私がもっとも衝撃をうけたのは、「少年少女育成のうわべに隠れた、暗い秘密の示唆」……をとりまく、端正な風景描写です。

例えば物語のファンタジック・サインとして、荒涼とした海辺の町が描かれています。

その淡々とした最低限の描写なくしては「完全に幸せな子ども時代を書きたかった」という作家の意図がきわ立ってこないんです。きっと。


何年か前のあるとき、知人の編集者さんが、いっしょに遠方取材に出かける電車(約2時間)の中でハリポタ丸1冊を読破されました。

「はやっっ」と驚いたら「だって会話と人物の言動しか追わないもの。風景描写とか地の文は斜め読みです」と。

その方はライトノベルのドル箱編集者と言われているんですが、合理的な彼にとって、「ライトノベルの資料として本を読む場合、ブンガクの部分は必要ない」というわけです。なるほどな。

逆説的に言えばライトじゃないノベル……ブンガクをブンガクたらしめる一つの構成ファクターとして風景や自然描写は、存在理由があるのかもしれない。それを「抜いた」読み方は「ライト」な読み方になる。

そして、私は物凄くこういうものを書くのも読むのも、苦手になっているな~とカズオ・イシグロ先生を読みながら思いました。

こういう方の描くシンプルな「森」の「木」の「一枝」も今のわたしには描写できません。

すると「発想」自体がかなり奥行きのないものになりつつあるということに今更気づかされました。

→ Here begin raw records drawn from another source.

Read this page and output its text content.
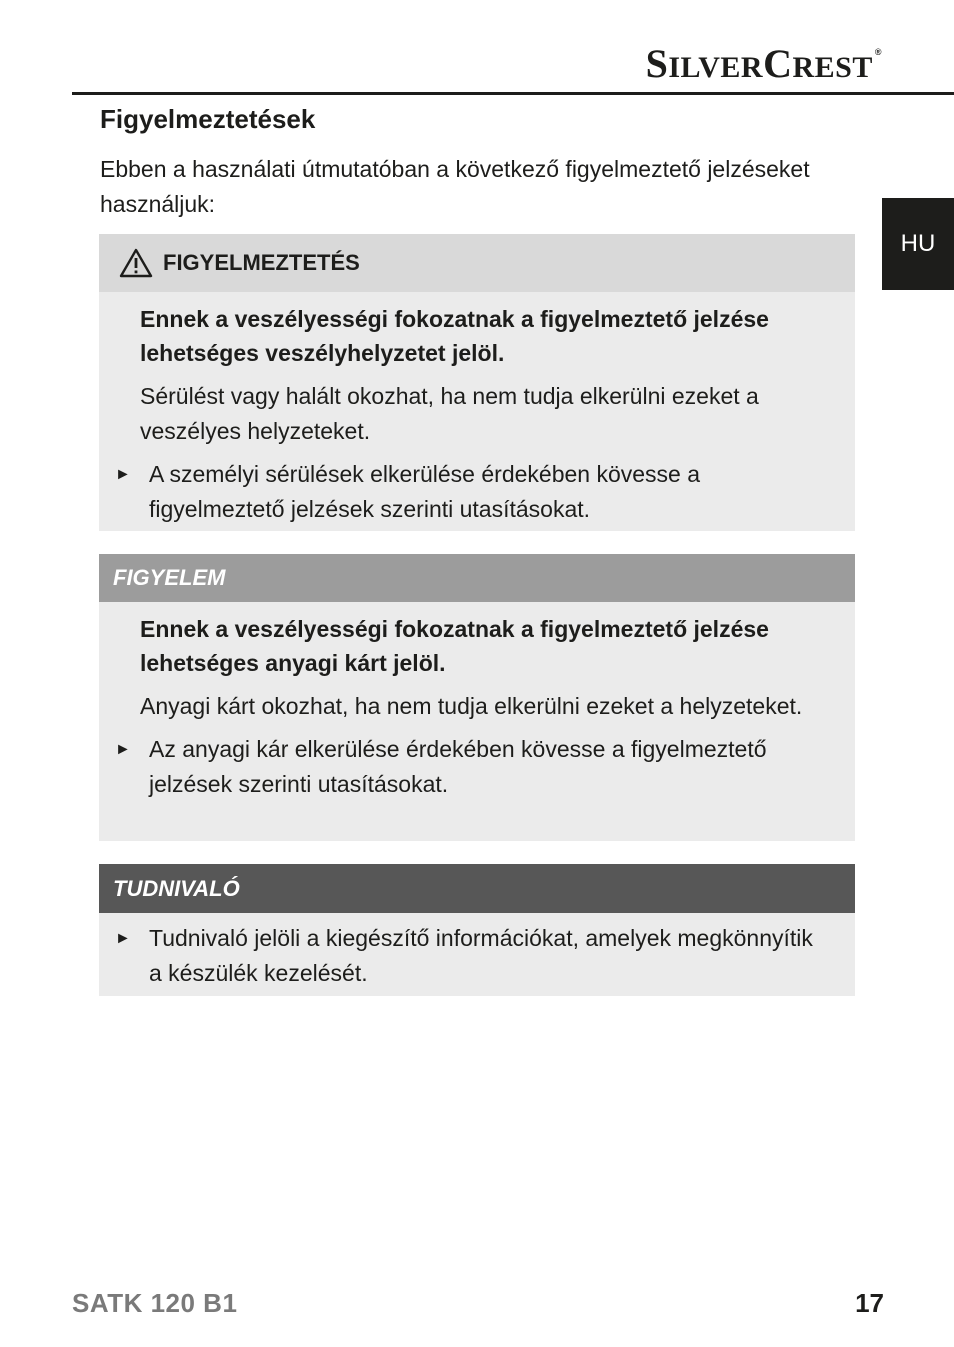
SILVERCREST ®
HU
Figyelmeztetések

Ebben a használati útmutatóban a következő figyelmeztető jelzéseket használjuk:

FIGYELMEZTETÉS

Ennek a veszélyességi fokozatnak a figyelmeztető jelzése lehetséges veszélyhelyzetet jelöl.

Sérülést vagy halált okozhat, ha nem tudja elkerülni ezeket a veszélyes helyzeteket.

► A személyi sérülések elkerülése érdekében kövesse a figyelmeztető jelzések szerinti utasításokat.

FIGYELEM

Ennek a veszélyességi fokozatnak a figyelmeztető jelzése lehetséges anyagi kárt jelöl.

Anyagi kárt okozhat, ha nem tudja elkerülni ezeket a helyzeteket.

► Az anyagi kár elkerülése érdekében kövesse a figyelmeztető jelzések szerinti utasításokat.

TUDNIVALÓ

► Tudnivaló jelöli a kiegészítő információkat, amelyek megkönnyítik a készülék kezelését.

SATK 120 B1	17
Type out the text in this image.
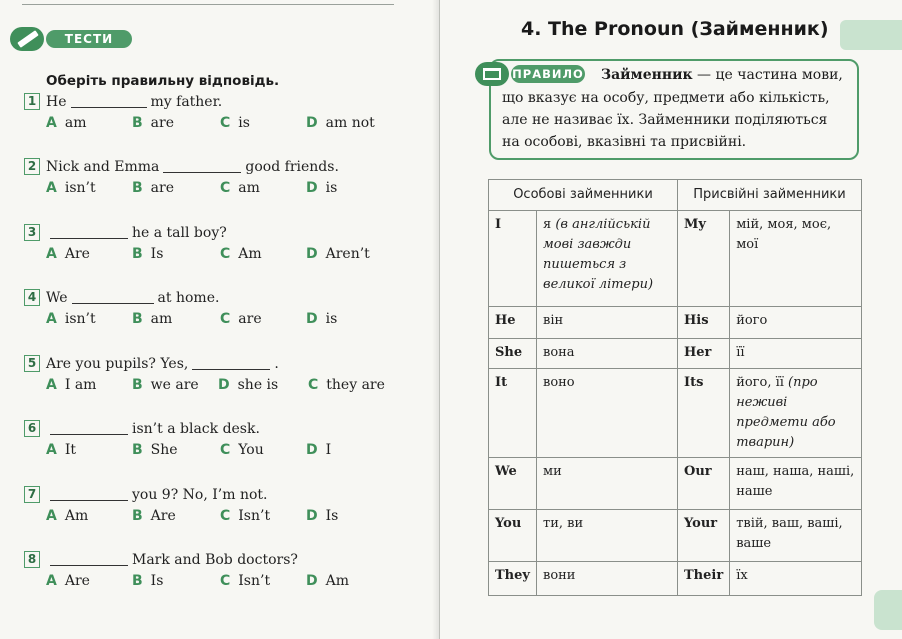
ТЕСТИ
Оберіть правильну відповідь.
1 He	my father.
A am	B are	C is	D am not
2 Nick and Emma	good friends.
A isn’t	B are	C am	D is
3	he a tall boy?
A Are	B Is	C Am	D Aren’t
4 We	at home.
A isn’t	B am	C are	D is
5 Are you pupils? Yes,	.
A I am	B we are D she is C they are
6	isn’t a black desk.
A It	B She	C You	D I
7	you 9? No, I’m not.
A Am	B Are	C Isn’t	D Is
8	Mark and Bob doctors?
A Are	B Is	C Isn’t	D Am
4. The Pronoun (Займенник)
ПРАВИЛО Займенник — це частина мови,
що вказує на особу, предмети або кількість,
але не називає їх. Займенники поділяються
на особові, вказівні та присвійні.
Особові займенники		Присвійні займенники	
I	я (в англійській мові завжди пишеться з великої літери)	My	мій, моя, моє, мої
He	він	His	його
She	вона	Her	її
It	воно	Its	його, її (про неживі предмети або тварин)
We	ми	Our	наш, наша, наші, наше
You	ти, ви	Your	твій, ваш, ваші, ваше
They	вони	Their	їх
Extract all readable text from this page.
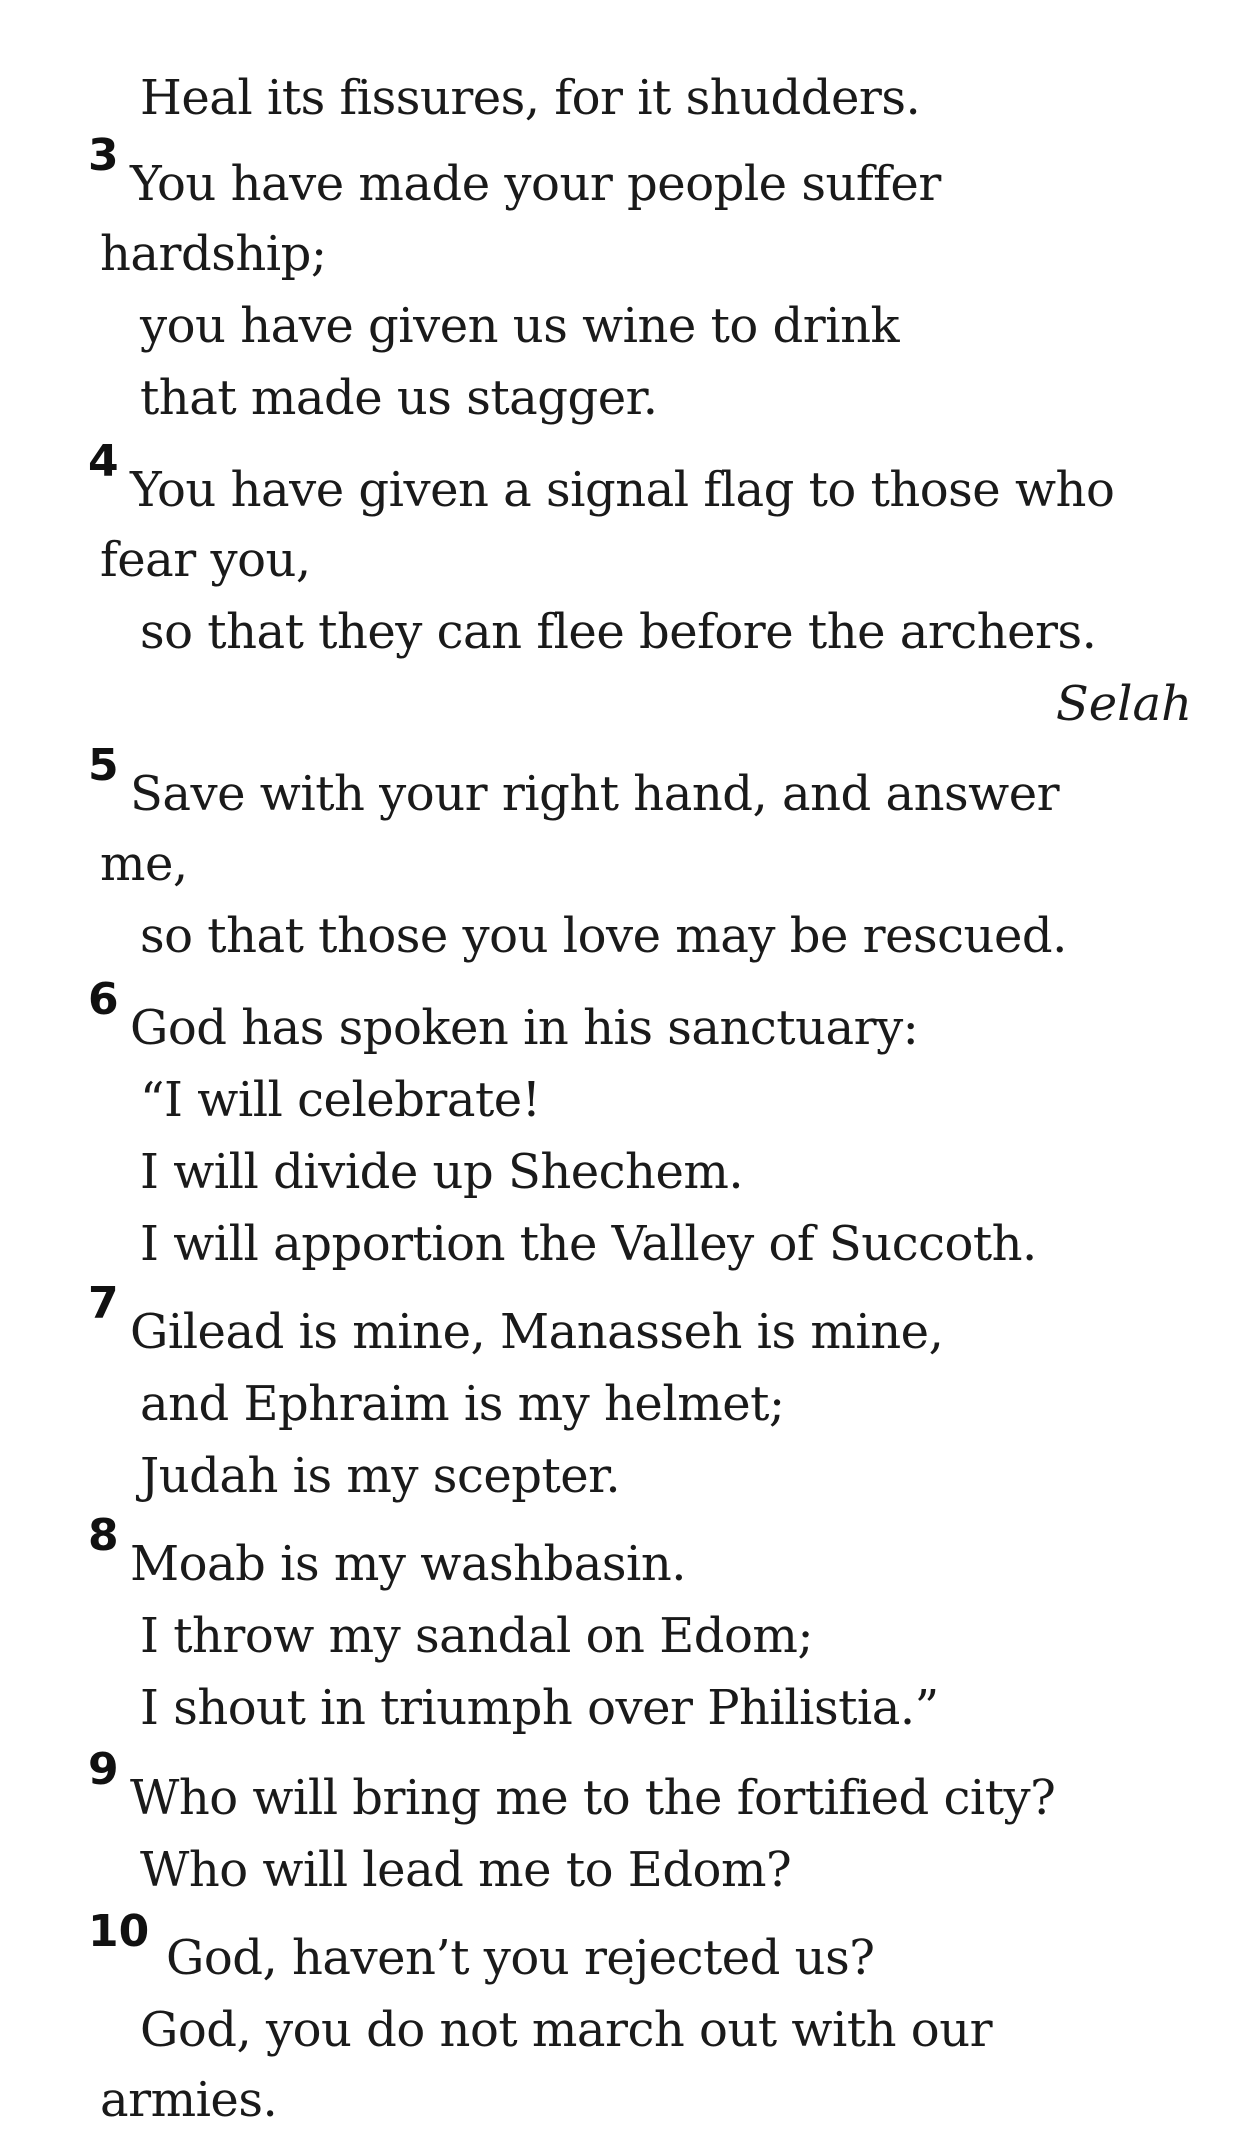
Heal its fissures, for it shudders.
3
You have made your people suffer
hardship;
you have given us wine to drink
that made us stagger.
4
You have given a signal flag to those who
fear you,
so that they can flee before the archers.
Selah
5
Save with your right hand, and answer
me,
so that those you love may be rescued.
6
God has spoken in his sanctuary:
“I will celebrate!
I will divide up Shechem.
I will apportion the Valley of Succoth.
7
Gilead is mine, Manasseh is mine,
and Ephraim is my helmet;
Judah is my scepter.
8
Moab is my washbasin.
I throw my sandal on Edom;
I shout in triumph over Philistia.”
9
Who will bring me to the fortified city?
Who will lead me to Edom?
10 God, haven’t you rejected us?
God, you do not march out with our
armies.
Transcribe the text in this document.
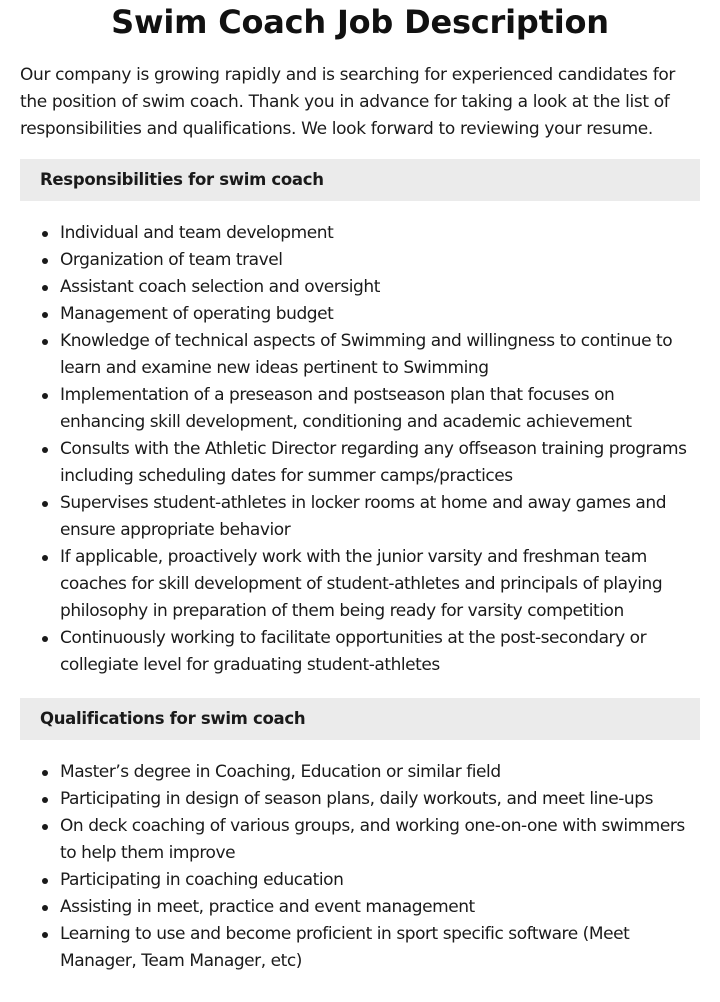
Swim Coach Job Description

Our company is growing rapidly and is searching for experienced candidates for the position of swim coach. Thank you in advance for taking a look at the list of responsibilities and qualifications. We look forward to reviewing your resume.

Responsibilities for swim coach
Individual and team development
Organization of team travel
Assistant coach selection and oversight
Management of operating budget
Knowledge of technical aspects of Swimming and willingness to continue to learn and examine new ideas pertinent to Swimming
Implementation of a preseason and postseason plan that focuses on enhancing skill development, conditioning and academic achievement
Consults with the Athletic Director regarding any offseason training programs including scheduling dates for summer camps/practices
Supervises student-athletes in locker rooms at home and away games and ensure appropriate behavior
If applicable, proactively work with the junior varsity and freshman team coaches for skill development of student-athletes and principals of playing philosophy in preparation of them being ready for varsity competition
Continuously working to facilitate opportunities at the post-secondary or collegiate level for graduating student-athletes
Qualifications for swim coach
Master’s degree in Coaching, Education or similar field
Participating in design of season plans, daily workouts, and meet line-ups
On deck coaching of various groups, and working one-on-one with swimmers to help them improve
Participating in coaching education
Assisting in meet, practice and event management
Learning to use and become proficient in sport specific software (Meet Manager, Team Manager, etc)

ここ2~3年、実用書やビジネス書ばかり読みすぎてバカになっているんだな。もともとかな。

…とザワザワさせられる点でも、近年で比類を見ない小説でした。
物書き志望さんにも、ライター仲間にも、絶対に読んでみてほしいと思います。ショックで仕事ができないので、私は今から森へ写生でもしに行きます。